Inspiring voluntary action

Which isn’t to say the UK food industry is standing still on sustainability. Some food businesses have been taking action independently, having seen the benefits that can be reaped from improving the sustainability of their operations, says Steve Malkin, CEO of Planet First and founder of the Planet Mark - a sustainability certification programme to help businesses contribute to the SDGs.

Businesses can not only boost profitability by improving the efficiency and sustainability of their operations, but they will also gain a competitive edge - particularly as awareness of environmental and social issues grows, he adds. “Regulation and legislation help, but the best thing is to show them a solid business case and then they will do it voluntarily,” he says. “We are seeing businesses going way beyond compliance and delivering so far in advance of government targets it is unbelievable.”

Planet Mark, which counts Bidfood among its clients, isn’t the only certification programme that can help food businesses improve their sustainability performance.
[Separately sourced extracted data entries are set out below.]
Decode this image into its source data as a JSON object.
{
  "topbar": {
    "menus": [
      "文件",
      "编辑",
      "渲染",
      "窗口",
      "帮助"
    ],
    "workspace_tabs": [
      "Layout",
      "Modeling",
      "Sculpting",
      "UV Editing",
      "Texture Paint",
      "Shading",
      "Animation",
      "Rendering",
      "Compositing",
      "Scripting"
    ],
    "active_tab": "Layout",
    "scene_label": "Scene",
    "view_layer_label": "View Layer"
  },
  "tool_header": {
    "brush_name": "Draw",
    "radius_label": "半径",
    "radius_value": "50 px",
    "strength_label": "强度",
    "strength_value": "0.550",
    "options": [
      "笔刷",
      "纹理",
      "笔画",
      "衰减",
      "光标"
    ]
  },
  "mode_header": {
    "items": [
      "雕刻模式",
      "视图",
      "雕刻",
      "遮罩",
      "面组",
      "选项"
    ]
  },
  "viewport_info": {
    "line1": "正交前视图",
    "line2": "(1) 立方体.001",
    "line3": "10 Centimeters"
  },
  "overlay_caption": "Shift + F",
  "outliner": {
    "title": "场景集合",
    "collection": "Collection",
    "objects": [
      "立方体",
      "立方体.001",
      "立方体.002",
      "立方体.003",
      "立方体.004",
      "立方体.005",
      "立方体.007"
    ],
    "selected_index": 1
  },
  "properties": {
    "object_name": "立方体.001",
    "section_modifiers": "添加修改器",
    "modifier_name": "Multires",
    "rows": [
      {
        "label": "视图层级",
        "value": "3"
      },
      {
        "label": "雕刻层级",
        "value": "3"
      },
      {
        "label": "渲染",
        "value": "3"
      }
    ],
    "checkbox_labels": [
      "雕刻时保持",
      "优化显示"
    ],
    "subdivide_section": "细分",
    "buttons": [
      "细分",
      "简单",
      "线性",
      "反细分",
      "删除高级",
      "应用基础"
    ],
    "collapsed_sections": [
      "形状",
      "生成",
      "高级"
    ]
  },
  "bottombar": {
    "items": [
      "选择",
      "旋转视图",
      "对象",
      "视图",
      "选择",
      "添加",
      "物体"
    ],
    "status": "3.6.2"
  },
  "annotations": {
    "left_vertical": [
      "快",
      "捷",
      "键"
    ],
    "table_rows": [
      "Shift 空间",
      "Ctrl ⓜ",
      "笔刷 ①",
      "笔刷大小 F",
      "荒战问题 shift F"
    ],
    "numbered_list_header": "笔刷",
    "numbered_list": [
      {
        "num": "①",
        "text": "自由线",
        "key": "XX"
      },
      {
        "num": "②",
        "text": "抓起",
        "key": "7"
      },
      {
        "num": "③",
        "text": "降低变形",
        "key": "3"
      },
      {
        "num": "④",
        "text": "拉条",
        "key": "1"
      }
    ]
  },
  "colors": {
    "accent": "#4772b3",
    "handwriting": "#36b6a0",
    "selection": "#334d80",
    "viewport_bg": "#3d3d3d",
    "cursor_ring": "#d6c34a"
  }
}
Danone Dairies UK recently became the first British dairy business to achieve B Corp certification, alongside the likes of Rebel Kitchen, Divine Chocolate and Ella’s Kitchen.

While individual businesses are doing commendable work, however, improving the UK’s overall performance on food sustainability will require a more comprehensive, country-wide approach, insists Holden. “Companies like Unilever and Nestlé are trying to do the right thing, but they are finding it very difficult because purchasing more sustainable commodities confines their product to a niche,” he adds. “Unless we make our food system sustainable, not just in niche markets such as organic, unless we transition all our food systems to methods that operate within our planetary boundaries, we’ll be facing irreversible climate change and other ecological breakdowns by 2050.”

Brexit could present the opportunity for such a transition, though. “This is a unique moment for food and farming organisations here in the UK to reimagine what a better food system may look like - and to make the case to policy makers that secure, nutritious food must go hand in hand with healthy ecosystems, and especially soil health,” says Millstone.

Environmentalists have already welcomed Michael Gove’s proposed move to replace direct payments under the CAP with a new system of “public money for public goods” - with farmers rewarded for work to enhance the environment, and potentially for other things like improving animal welfare, investing in new technology and providing public access to the countryside. “If Defra implements these policies, it could drive the biggest shift in agricultural practice for half a century and arguably since the beginning of the industrialisation of agriculture,” Holden says.

However, Brexit also brings the threat of UK food standards being undermined by free trade deals with countries that perform even worse on sustainability than the UK. “There is a tension in government around whether we’ll have a race to the top or a race to the bottom on food standards,” says Crossley. “Michael Gove says the UK will pride itself on high standards for environment and welfare, but there is the risk that Liam Fox will be so desperate to secure trade deals that we’ll end up having to let in cheap food from countries like the US, where standards are often lower,” he warns.

That’s a sobering thought when you consider the US ranked 21st out of 34 countries overall on the FSI, and an embarrassing 31st place on sustainable agriculture, ahead of only Tunisia, India and the UAE. And, as the FSI reflects, sustainable food systems are not just about minimising impacts on the environment. They are also about ensuring everyone has access to healthy, safe, affordable food - something Defra’s proposed new farming policy fails to address, warns Lang. “It is not dealing with what the food industry knows needs to be addressed. It is not providing the framework,” he adds.

As our performance last year proved, the UK might think it’s a global leader on sustainability, but there is a long way to go. If we don’t want to slip further down the ratings in the future - and risk hastening the apocalypse - we better make sure Brexit is a turning point for the better, not the worse.